Watch these metrics while the test runs:

# Node.js process
watch -n1 "node -e \"const p=process; console.log(JSON.stringify(p.memoryUsage()))\""

# PostgreSQL connections and queries
watch -n1 "psql -c \"SELECT count(*), state FROM pg_stat_activity GROUP BY state\""

# Redis
watch -n1 "redis-cli info stats | grep -E 'connected_clients|used_memory_human|instantaneous_ops_per_sec'"

# System
htop  # CPU and memory
iostat -x 1  # disk I/O
ss -s  # connection counts

When latency spikes: check which resource saturated first. CPU? Disk I/O? Connection pool? The first one to saturate is the bottleneck.

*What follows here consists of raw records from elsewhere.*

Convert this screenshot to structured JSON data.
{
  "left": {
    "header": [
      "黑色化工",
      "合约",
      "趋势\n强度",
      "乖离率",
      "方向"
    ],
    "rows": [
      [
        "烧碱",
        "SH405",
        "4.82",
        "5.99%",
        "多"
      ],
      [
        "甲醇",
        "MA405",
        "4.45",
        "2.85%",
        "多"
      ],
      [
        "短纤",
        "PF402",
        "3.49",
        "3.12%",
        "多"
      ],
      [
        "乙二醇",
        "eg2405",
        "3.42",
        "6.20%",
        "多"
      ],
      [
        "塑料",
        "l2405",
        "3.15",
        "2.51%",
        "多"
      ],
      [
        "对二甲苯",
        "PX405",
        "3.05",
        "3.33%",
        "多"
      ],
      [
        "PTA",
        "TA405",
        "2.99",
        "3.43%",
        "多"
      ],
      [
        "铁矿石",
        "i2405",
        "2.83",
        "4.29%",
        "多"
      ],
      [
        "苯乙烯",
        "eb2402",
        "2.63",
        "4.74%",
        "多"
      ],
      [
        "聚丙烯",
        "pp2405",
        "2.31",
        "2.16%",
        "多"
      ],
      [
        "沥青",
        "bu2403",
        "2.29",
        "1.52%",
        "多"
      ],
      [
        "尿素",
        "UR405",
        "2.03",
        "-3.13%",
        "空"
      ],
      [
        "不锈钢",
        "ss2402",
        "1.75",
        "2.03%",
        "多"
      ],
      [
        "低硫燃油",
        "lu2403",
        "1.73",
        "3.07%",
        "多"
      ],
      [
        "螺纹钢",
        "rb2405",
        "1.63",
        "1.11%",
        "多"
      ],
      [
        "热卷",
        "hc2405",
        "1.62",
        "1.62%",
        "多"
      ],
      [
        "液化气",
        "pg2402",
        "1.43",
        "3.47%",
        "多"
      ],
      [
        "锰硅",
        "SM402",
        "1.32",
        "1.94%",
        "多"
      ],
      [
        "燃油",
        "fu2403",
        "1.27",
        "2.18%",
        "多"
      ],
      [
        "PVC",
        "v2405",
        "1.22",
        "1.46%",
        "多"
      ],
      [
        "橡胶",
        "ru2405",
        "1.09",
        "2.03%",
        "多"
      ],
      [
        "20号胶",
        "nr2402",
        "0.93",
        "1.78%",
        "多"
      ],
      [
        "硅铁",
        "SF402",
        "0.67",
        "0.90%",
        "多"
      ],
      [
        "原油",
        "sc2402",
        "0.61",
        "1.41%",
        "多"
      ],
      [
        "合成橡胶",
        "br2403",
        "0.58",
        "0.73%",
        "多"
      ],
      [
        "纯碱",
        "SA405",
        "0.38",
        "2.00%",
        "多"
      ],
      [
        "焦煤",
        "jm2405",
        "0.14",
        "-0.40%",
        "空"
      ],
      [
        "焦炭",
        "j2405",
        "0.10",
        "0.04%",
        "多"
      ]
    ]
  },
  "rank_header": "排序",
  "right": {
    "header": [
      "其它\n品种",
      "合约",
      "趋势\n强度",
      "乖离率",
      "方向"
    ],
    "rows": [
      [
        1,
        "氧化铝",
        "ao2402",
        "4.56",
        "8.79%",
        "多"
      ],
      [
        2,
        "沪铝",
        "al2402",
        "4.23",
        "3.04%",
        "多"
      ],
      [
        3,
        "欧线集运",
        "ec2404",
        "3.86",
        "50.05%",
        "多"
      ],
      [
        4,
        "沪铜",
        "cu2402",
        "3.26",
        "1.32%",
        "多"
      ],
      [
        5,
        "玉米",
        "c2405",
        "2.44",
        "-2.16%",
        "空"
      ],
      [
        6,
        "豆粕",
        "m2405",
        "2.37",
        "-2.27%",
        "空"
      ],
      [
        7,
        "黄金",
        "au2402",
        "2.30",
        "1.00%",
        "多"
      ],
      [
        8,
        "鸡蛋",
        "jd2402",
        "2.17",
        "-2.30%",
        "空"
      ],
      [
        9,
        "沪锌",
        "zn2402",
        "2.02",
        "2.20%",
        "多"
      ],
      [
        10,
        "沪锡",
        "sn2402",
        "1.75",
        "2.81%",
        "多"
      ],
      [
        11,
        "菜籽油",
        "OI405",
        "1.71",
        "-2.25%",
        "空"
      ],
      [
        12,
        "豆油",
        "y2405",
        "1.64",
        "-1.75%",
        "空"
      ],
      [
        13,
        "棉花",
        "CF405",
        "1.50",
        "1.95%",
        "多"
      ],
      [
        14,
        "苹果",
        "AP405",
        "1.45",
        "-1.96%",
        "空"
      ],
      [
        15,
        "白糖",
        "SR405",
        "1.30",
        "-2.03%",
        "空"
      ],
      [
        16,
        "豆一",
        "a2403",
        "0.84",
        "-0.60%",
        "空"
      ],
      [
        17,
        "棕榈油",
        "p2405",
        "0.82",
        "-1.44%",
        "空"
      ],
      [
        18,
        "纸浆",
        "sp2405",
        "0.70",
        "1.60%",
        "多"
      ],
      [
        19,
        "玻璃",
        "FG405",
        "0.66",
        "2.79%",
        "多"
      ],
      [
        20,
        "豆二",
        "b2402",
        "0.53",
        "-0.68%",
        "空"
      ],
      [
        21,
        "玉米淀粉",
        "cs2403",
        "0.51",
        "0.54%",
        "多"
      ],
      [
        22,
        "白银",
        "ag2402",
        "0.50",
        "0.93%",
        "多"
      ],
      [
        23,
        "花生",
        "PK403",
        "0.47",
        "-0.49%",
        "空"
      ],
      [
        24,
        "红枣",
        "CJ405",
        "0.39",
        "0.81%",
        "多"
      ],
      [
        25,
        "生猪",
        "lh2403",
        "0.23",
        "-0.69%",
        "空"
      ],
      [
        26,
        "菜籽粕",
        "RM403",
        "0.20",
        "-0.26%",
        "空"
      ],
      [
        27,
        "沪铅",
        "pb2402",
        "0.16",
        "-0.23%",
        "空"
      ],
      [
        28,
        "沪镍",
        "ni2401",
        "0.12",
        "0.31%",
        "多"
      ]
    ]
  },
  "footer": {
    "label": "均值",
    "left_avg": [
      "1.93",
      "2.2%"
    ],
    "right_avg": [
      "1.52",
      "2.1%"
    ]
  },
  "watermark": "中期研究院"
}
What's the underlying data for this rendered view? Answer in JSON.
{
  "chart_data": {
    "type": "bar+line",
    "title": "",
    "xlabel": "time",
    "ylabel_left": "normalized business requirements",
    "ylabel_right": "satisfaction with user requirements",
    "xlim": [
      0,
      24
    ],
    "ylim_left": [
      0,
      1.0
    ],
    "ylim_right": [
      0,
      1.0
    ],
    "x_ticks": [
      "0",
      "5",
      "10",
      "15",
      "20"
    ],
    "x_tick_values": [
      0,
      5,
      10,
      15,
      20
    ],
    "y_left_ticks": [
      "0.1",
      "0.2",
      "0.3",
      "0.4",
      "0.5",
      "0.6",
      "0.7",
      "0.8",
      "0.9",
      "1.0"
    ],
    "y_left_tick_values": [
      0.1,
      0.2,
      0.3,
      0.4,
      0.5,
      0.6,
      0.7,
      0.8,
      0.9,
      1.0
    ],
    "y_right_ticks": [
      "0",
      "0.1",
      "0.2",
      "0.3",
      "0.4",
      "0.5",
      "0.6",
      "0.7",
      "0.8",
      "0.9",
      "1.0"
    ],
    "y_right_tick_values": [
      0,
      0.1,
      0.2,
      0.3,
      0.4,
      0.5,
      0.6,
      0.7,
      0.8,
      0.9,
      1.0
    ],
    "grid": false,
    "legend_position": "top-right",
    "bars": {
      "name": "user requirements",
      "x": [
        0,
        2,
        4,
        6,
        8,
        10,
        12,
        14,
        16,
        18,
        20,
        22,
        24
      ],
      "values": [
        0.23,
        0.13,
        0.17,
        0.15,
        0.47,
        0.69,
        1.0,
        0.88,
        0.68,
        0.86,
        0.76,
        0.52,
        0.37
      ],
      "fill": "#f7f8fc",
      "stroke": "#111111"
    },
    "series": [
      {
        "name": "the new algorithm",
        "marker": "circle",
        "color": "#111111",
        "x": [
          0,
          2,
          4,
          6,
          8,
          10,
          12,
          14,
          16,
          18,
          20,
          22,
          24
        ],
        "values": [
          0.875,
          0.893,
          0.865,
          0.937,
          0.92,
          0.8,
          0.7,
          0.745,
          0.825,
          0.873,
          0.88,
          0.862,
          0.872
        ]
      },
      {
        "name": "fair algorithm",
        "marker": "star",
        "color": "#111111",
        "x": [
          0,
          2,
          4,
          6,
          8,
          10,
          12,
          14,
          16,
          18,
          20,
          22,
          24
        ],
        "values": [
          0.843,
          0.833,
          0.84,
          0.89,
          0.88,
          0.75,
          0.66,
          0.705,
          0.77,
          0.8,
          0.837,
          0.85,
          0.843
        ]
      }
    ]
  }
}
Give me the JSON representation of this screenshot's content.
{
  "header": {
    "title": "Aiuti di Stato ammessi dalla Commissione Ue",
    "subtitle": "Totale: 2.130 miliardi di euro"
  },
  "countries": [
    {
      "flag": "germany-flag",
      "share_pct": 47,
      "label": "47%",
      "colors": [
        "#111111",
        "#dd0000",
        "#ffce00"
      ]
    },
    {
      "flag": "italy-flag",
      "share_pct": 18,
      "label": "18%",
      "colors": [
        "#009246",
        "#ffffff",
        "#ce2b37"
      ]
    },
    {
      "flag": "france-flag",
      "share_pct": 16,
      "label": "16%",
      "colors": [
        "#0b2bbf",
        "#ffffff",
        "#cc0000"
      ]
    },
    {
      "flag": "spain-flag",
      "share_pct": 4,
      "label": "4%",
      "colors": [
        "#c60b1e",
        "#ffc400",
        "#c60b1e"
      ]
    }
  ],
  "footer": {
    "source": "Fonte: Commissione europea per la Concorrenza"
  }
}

Staging vs Production Differences

Load test in staging, but be aware of the gaps:

StagingProduction
Database sizeSmall (100k rows)Large (10M+ rows)
Cache stateColdWarm
Index effectivenessArtificially goodReal-world performance
External API latencyMockedVariable
Background jobsOffRunning and consuming resources

Mitigation:

  • Seed staging with production-scale data (anonymized)
  • Run load test with cache cold AND warm — measure both
  • Enable background jobs during load test
  • Mock external APIs with realistic latency (p50=100ms, p99=500ms)

A load test on empty-table staging will not reveal the index you forgot. Test with real data scale.